Longhorn of the Vanities

How hardy Texas cattle became prestige pets for the rich and nostalgic

Lee doesn't feed the 45 longhorns, since they can browse for themselves, and consequently hasn't seen some cows all year. They'll reappear, or he'll find a skull like he did recently of a cow that turned up missing in the count two years ago.

Although his 45 longhorns are registered, Lee dropped out of the Texas Longhorn Breeders Association of America. "I do not hold with folks who are selecting forbeef," he explains. "I think they've changed the breed. They're trying to generate income. I'm just trying to preserve the breed."

Now he doesn't even know if he wants to do that. Jernigan no longer has a longhorn bull, and, for the past few years, he's been breeding the purebred cows to his commercial bulls.

So far, the beef-'em-up program hasn't worked so well. Unless you run longhorn cattle, their meat is hard to come by. And not that great.

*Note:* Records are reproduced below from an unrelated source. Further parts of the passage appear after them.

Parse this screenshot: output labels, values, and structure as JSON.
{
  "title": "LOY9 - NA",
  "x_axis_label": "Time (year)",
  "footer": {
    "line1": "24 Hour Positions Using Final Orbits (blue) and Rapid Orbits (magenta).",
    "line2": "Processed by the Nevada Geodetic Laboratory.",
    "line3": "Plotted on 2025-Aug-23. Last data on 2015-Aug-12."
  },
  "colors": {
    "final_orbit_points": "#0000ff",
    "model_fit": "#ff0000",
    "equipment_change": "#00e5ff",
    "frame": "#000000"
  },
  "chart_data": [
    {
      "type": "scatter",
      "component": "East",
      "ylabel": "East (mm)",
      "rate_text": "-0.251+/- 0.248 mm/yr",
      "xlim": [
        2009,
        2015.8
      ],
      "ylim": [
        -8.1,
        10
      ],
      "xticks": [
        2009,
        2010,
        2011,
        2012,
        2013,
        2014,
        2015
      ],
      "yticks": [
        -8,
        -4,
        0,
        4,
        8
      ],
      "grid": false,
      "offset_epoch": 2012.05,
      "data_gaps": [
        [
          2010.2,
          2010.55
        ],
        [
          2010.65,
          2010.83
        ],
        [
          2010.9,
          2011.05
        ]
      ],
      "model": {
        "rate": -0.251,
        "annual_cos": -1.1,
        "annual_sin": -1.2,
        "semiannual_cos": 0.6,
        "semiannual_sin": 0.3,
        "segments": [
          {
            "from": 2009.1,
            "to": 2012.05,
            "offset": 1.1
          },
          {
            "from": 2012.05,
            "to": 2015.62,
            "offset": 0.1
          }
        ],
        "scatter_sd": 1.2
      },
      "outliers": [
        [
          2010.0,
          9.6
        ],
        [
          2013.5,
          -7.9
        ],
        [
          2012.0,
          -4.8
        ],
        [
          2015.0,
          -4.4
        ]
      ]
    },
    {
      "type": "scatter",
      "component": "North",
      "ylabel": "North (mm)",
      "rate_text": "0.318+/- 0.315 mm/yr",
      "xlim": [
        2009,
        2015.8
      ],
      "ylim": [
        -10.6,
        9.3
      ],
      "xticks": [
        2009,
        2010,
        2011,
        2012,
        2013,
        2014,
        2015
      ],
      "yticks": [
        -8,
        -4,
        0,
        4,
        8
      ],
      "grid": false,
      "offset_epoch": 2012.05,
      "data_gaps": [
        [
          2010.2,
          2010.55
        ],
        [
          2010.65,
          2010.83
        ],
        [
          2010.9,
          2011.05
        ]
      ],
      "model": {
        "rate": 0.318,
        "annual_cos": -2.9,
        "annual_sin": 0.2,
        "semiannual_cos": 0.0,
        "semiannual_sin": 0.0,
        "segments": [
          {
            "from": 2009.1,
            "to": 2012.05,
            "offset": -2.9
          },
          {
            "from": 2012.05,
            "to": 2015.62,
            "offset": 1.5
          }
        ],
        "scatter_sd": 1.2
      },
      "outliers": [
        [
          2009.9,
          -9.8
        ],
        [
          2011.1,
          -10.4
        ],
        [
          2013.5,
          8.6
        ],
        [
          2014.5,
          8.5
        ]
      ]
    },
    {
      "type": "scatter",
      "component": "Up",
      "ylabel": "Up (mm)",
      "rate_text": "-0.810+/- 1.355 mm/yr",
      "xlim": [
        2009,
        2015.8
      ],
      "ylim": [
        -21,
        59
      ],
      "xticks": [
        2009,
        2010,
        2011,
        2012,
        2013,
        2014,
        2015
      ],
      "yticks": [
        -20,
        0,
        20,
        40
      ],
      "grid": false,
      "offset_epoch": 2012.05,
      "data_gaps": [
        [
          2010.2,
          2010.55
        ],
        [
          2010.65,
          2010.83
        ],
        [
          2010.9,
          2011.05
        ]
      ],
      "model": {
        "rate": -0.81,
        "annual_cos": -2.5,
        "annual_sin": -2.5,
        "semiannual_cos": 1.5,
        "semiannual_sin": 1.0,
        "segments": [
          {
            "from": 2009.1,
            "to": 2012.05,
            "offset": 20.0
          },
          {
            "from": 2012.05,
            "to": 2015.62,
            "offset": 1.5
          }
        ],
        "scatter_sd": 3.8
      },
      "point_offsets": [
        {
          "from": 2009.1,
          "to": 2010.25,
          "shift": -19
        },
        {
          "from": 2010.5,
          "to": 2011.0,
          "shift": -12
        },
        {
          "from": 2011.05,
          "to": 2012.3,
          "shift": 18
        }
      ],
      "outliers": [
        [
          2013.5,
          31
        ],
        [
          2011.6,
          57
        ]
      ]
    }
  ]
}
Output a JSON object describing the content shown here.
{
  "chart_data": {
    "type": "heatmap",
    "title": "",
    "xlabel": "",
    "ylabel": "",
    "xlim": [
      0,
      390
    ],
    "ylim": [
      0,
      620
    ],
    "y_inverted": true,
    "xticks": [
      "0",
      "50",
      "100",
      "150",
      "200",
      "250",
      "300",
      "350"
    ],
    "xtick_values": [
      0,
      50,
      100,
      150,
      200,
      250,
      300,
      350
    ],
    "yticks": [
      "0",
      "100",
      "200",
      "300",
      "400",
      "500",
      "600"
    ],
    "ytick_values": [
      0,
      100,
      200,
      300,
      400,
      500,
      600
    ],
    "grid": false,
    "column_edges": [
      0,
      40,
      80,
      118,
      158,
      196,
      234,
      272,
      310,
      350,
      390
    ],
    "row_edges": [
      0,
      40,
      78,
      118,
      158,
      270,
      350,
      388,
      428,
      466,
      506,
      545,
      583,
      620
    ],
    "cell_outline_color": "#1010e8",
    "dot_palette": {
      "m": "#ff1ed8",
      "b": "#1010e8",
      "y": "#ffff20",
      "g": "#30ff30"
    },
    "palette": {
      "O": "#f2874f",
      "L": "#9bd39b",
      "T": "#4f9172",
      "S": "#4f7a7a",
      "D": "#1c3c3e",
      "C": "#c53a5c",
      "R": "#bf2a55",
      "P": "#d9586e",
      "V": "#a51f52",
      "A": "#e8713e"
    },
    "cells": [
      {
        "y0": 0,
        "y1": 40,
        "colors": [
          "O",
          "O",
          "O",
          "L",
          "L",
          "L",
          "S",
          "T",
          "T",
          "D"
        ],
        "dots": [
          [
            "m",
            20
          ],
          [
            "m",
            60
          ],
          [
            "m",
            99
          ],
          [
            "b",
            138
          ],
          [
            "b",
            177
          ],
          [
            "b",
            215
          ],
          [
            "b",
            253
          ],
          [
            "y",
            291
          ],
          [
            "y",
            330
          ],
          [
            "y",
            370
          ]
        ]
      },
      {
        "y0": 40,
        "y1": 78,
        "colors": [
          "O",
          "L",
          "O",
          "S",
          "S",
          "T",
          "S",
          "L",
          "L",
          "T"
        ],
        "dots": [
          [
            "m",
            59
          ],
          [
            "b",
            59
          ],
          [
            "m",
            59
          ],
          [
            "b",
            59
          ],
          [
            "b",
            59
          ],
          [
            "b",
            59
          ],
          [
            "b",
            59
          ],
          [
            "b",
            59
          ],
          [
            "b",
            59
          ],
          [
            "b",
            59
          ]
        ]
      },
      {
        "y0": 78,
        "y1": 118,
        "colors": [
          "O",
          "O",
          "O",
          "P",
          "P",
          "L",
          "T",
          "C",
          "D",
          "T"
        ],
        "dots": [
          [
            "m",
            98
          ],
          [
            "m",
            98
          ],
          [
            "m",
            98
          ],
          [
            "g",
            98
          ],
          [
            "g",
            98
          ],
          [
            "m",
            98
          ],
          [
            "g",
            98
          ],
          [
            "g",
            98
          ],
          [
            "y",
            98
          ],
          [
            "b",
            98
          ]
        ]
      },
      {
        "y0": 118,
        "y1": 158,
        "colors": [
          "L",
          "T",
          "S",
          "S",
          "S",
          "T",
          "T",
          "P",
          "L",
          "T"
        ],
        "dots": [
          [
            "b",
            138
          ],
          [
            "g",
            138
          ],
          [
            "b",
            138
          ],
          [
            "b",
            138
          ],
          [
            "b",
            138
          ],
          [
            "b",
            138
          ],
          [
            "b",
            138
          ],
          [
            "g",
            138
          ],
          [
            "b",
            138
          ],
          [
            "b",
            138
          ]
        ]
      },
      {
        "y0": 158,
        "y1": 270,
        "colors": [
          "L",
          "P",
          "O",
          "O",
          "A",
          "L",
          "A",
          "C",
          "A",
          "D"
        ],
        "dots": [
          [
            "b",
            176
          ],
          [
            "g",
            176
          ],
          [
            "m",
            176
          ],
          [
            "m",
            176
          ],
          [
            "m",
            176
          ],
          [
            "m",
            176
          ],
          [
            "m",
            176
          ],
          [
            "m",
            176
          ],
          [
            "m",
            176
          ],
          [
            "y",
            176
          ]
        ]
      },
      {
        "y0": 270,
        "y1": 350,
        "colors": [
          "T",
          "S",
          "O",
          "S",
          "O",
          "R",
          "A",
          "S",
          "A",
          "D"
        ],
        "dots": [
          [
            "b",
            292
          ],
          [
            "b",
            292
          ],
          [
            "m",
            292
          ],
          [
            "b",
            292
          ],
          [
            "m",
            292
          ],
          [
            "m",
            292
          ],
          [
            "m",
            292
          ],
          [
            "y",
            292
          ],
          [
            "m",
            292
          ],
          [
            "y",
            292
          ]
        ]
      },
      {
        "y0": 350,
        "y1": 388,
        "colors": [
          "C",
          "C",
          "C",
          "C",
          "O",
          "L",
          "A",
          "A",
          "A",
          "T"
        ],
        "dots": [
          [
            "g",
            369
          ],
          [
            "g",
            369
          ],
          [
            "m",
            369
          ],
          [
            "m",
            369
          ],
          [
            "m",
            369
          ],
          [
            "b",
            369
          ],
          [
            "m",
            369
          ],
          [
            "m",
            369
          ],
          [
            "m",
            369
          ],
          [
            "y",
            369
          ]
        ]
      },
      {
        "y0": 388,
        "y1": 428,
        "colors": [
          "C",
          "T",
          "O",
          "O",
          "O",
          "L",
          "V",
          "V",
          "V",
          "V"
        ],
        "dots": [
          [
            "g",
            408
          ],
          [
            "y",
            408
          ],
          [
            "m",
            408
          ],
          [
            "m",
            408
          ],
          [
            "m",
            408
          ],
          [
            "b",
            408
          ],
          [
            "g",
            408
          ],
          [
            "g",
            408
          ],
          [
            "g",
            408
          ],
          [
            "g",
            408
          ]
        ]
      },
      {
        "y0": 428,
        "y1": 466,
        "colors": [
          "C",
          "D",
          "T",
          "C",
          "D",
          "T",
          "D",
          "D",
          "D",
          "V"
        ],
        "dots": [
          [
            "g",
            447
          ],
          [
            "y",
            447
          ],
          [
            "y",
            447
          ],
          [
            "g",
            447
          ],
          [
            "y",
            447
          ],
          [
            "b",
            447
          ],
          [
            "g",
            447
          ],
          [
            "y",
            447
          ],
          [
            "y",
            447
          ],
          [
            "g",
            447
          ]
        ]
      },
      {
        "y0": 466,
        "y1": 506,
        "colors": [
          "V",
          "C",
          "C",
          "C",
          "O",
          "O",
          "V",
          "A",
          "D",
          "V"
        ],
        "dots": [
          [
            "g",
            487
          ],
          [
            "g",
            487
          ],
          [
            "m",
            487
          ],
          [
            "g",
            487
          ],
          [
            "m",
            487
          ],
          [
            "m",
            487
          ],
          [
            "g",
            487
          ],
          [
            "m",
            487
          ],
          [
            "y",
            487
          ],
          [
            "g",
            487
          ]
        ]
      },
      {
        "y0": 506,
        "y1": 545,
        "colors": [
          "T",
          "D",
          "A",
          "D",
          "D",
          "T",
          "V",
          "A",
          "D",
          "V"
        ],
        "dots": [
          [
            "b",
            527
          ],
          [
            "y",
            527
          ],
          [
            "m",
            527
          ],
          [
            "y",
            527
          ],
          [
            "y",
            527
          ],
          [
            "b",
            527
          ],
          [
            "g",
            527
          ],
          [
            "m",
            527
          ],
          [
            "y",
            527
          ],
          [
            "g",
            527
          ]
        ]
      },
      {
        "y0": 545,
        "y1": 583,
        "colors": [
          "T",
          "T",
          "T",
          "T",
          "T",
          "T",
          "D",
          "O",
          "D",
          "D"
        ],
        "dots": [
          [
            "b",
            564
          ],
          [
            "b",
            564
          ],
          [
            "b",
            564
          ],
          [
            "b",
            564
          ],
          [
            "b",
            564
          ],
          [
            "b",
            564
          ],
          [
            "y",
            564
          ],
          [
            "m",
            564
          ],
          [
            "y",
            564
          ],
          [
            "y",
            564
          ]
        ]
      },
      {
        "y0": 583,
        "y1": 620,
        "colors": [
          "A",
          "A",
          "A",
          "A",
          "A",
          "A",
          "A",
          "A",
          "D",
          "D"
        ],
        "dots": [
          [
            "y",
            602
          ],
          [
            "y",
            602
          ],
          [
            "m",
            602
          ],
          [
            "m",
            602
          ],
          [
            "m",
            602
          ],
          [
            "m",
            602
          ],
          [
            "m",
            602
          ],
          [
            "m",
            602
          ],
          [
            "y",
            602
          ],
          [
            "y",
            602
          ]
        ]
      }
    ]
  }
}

Dave Matta, who owns a Mexican restaurant in Mesa, will sometimes use hamburger from his longhorns in his dishes. You can buy longhorn steaks in a couple of specialty groceries in Dallas. And a rancher named Steve Mobley, who raises longhorns south of Big D, has marketed ground beef to some restaurants in the Lone Star State.

But Mobley didn't even handle steaks until this year, and then only after coming up with a special feed mix for the cattle. And even he admits the marbling isn't as good as that in steaks from the fatter breeds.

Altogether, longhorns seem a bit like a product for which there is as yet no real use--except, of course, as large and decorative pets.